Which commerce innovations are here to stay?

A Mosaic-led panel tackled how things like data, AR and voice could be more than just passing fads.


Upper left, clockwise: moderator Jesse Lipscombe, panelists Dr. Chris Gray, Melissa Gonzalez and Eric Bogart.

Are augmented reality and voice more than gimmicks? How can you harness big data while still letting consumers serve their desire to discover their new favourite product on their own? Can brands effectively look to the future when their insights are based in the past?

Those are all questions that come up during a recent panel hosted by Mosaic, where panelists went through a list of trends one by one, dubbing each one either a “truth” that would be sticking around, or a “trend” that could fizzle out.

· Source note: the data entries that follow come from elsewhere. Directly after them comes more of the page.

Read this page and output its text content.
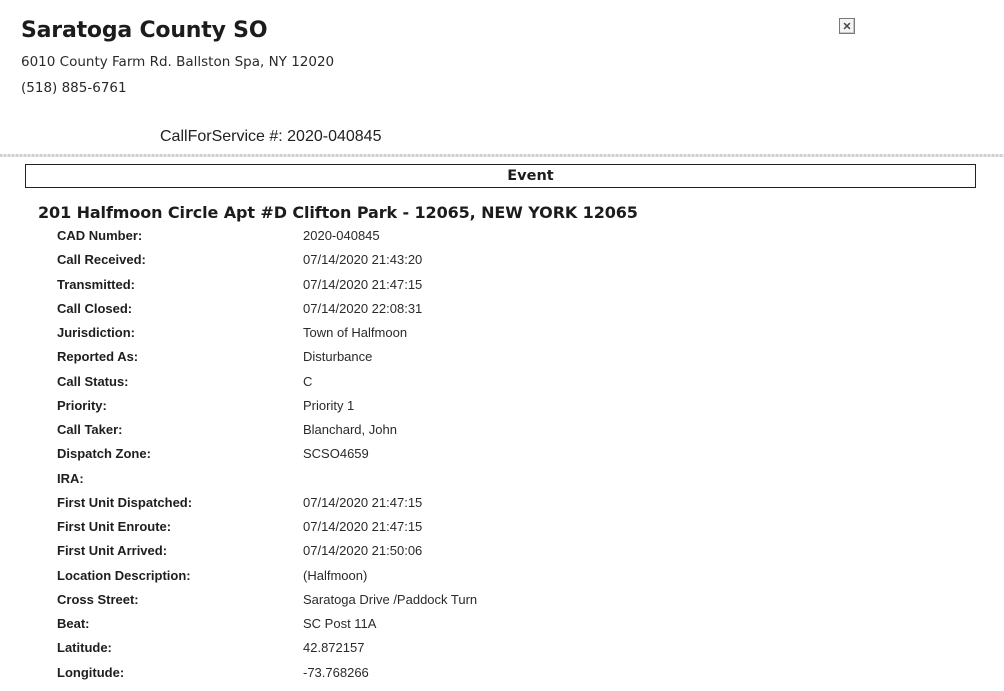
Saratoga County SO
6010 County Farm Rd. Ballston Spa, NY 12020
(518) 885-6761
CallForService #: 2020-040845
Event
201 Halfmoon Circle Apt #D Clifton Park - 12065, NEW YORK 12065
CAD Number:	2020-040845
Call Received:	07/14/2020 21:43:20
Transmitted:	07/14/2020 21:47:15
Call Closed:	07/14/2020 22:08:31
Jurisdiction:	Town of Halfmoon
Reported As:	Disturbance
Call Status:	C
Priority:	Priority 1
Call Taker:	Blanchard, John
Dispatch Zone:	SCSO4659
IRA:
First Unit Dispatched:	07/14/2020 21:47:15
First Unit Enroute:	07/14/2020 21:47:15
First Unit Arrived:	07/14/2020 21:50:06
Location Description:	(Halfmoon)
Cross Street:	Saratoga Drive /Paddock Turn
Beat:	SC Post 11A
Latitude:	42.872157
Longitude:	-73.768266
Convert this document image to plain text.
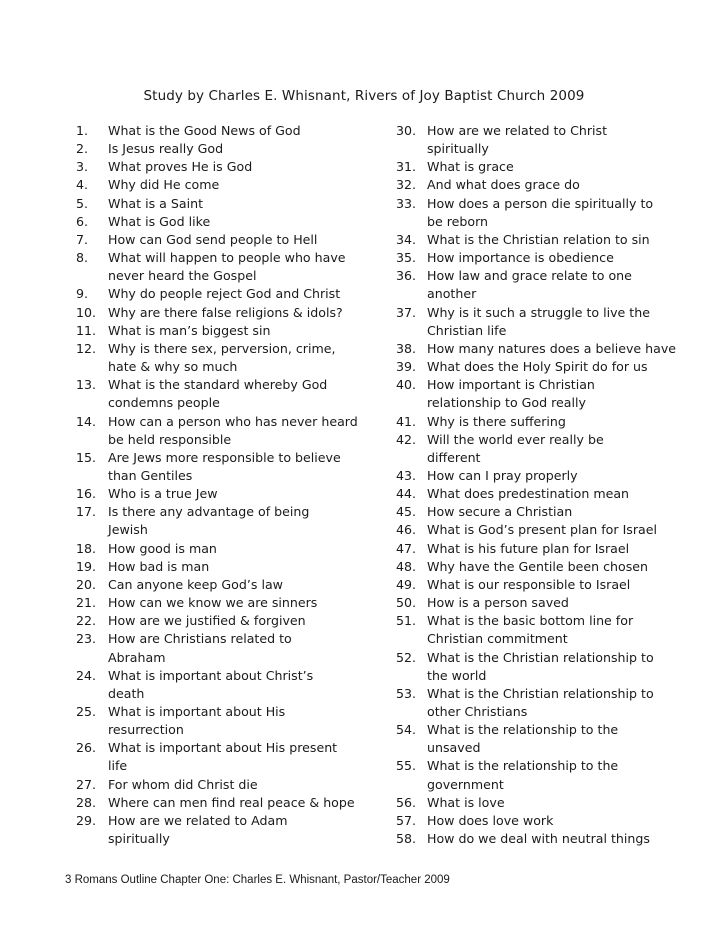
Study by Charles E. Whisnant, Rivers of Joy Baptist Church 2009
1. What is the Good News of God
2. Is Jesus really God
3. What proves He is God
4. Why did He come
5. What is a Saint
6. What is God like
7. How can God send people to Hell
8. What will happen to people who have
never heard the Gospel
9. Why do people reject God and Christ
10. Why are there false religions & idols?
11. What is man’s biggest sin
12. Why is there sex, perversion, crime,
hate & why so much
13. What is the standard whereby God
condemns people
14. How can a person who has never heard
be held responsible
15. Are Jews more responsible to believe
than Gentiles
16. Who is a true Jew
17. Is there any advantage of being
Jewish
18. How good is man
19. How bad is man
20. Can anyone keep God’s law
21. How can we know we are sinners
22. How are we justified & forgiven
23. How are Christians related to
Abraham
24. What is important about Christ’s
death
25. What is important about His
resurrection
26. What is important about His present
life
27. For whom did Christ die
28. Where can men find real peace & hope
29. How are we related to Adam
spiritually
30. How are we related to Christ
spiritually
31. What is grace
32. And what does grace do
33. How does a person die spiritually to
be reborn
34. What is the Christian relation to sin
35. How importance is obedience
36. How law and grace relate to one
another
37. Why is it such a struggle to live the
Christian life
38. How many natures does a believe have
39. What does the Holy Spirit do for us
40. How important is Christian
relationship to God really
41. Why is there suffering
42. Will the world ever really be
different
43. How can I pray properly
44. What does predestination mean
45. How secure a Christian
46. What is God’s present plan for Israel
47. What is his future plan for Israel
48. Why have the Gentile been chosen
49. What is our responsible to Israel
50. How is a person saved
51. What is the basic bottom line for
Christian commitment
52. What is the Christian relationship to
the world
53. What is the Christian relationship to
other Christians
54. What is the relationship to the
unsaved
55. What is the relationship to the
government
56. What is love
57. How does love work
58. How do we deal with neutral things
3 Romans Outline Chapter One: Charles E. Whisnant, Pastor/Teacher 2009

According to a recent PwC report, consumers under 25 are driving adoption of voice-enabled devices, but are not necessarily heavy users once the tech is inside their home. This is partly due to perceptions that it’s not very effective at saving time or making life easier, or that it’s not as accurate or secure as a more conventional search.

According to Eric Bogart, VP of advanced analytics at Mosaic North America, voice interaction is not a natural mode for most consumers to build a shopping basket, making it hard to incorporate into their habits. But Melissa Gonzalez, CEO of retail advisory firm The Lionesque Group, countered that voice is a more innate and fluid means of communicating – it just needs more fine tuning to avoid being too robotic, and usage could increase once consumers become more used to talking to a device.

I talk to Alexa all the time,” Gonzalez jokes. “My daughter is five and she modulates between Alexa and Google, depending who’s gonna give her the answer she wants. As a human behavior, I think it’s very natural to interact through voice commands.”

Another technology that’s been at the forefront of a lot of strategies – especially during a pandemic that limits trial opportunities – is AR.

Dr. Chris Gray, founder and chief behaviourist at Buycology, remained equivocal about the promise of AR and VR. In specific categories and situations, there is tremendous potential.

He cited example of a dermatology brand that created a VR “day in the life” of an acne patient, and then used it as a B2B sales tool for a dermatologist to better convey the difficulties faced by some patients and assisting with empathy-building – something that is especially useful in any pharma-related space right now, as sales reps have limited access to doctors in their offices.

But he also warns that he has encountered situations where a retailer simply puts up a VR station, and it really has little to do with the actual products on display. Tim Hortons, for example, recently launched a full body AR Lens so users could “try on” a Timbit hat.

“I think that ultimately, you need to think, does the customer or shopper find it uniquely and genuinely helpful in making their decisions?” Gray asks.

Data is also being used to take some of the planning out of shopping. Amazon, for example, recently unveiled an auto-replenishment system that predicts when users will be running low on some supplies.

That service is a boon to some, like parents, for whom Bogart says being out of diapers is unconscionable, adding that there are categories where ecommerce and autoreplenishing makes a ton of sense.

“However, I think people want a sense of agency,” Gray added. “They want to feel like I’m in control, I’m not just having things sent to me.”

The pair agreed that because of human beings’ desire for variety, there will always be categories that are “a joy to shop” – consumers don’t mind taking time to find the right product for them if looking through a selection and imaging themselves with them is fun. The key is dialing up the randomness to ensure that there’s a portion of the shopping experience that isn’t deterministic. Bogart says brands need to ask themselves if they just want to give consumers what they already have an affinity for, or whether they can use algorithms to curate experiences so that they can help them expand on what they like.

Bogart cites the Coca Cola Freestyle touch screen dispensers, which can be used to create over 150 different drinks using different beverage and flavour combinations. This gave consumers a lab to make their own products, so that Coke could better understand regional and consumer preferences to inform subsequent creative.

“You can build an integrated marketing plan, all starting from that real world, free form interaction with the consumer,” Bogart says.

However, that’s where human judgement comes in to decide what to do with it. The panelists warned that while algorithms play a really important role in the shopping experience, brands should not ignore the fact that basing all of their decisions on past information limits forward thinking and innovation. Also, there are circumstances in which algorithms don’t provide enough specifics.

“A campaign might be targeting moms, but there’s so many nuances to moms, there’s working moms, there’s stay at home moms, there’s suburban moms, there’s urban moms,” Gonzalez says. “Where are you not accounting for some of those nuances, I think that it could be a problem that can go wrong.”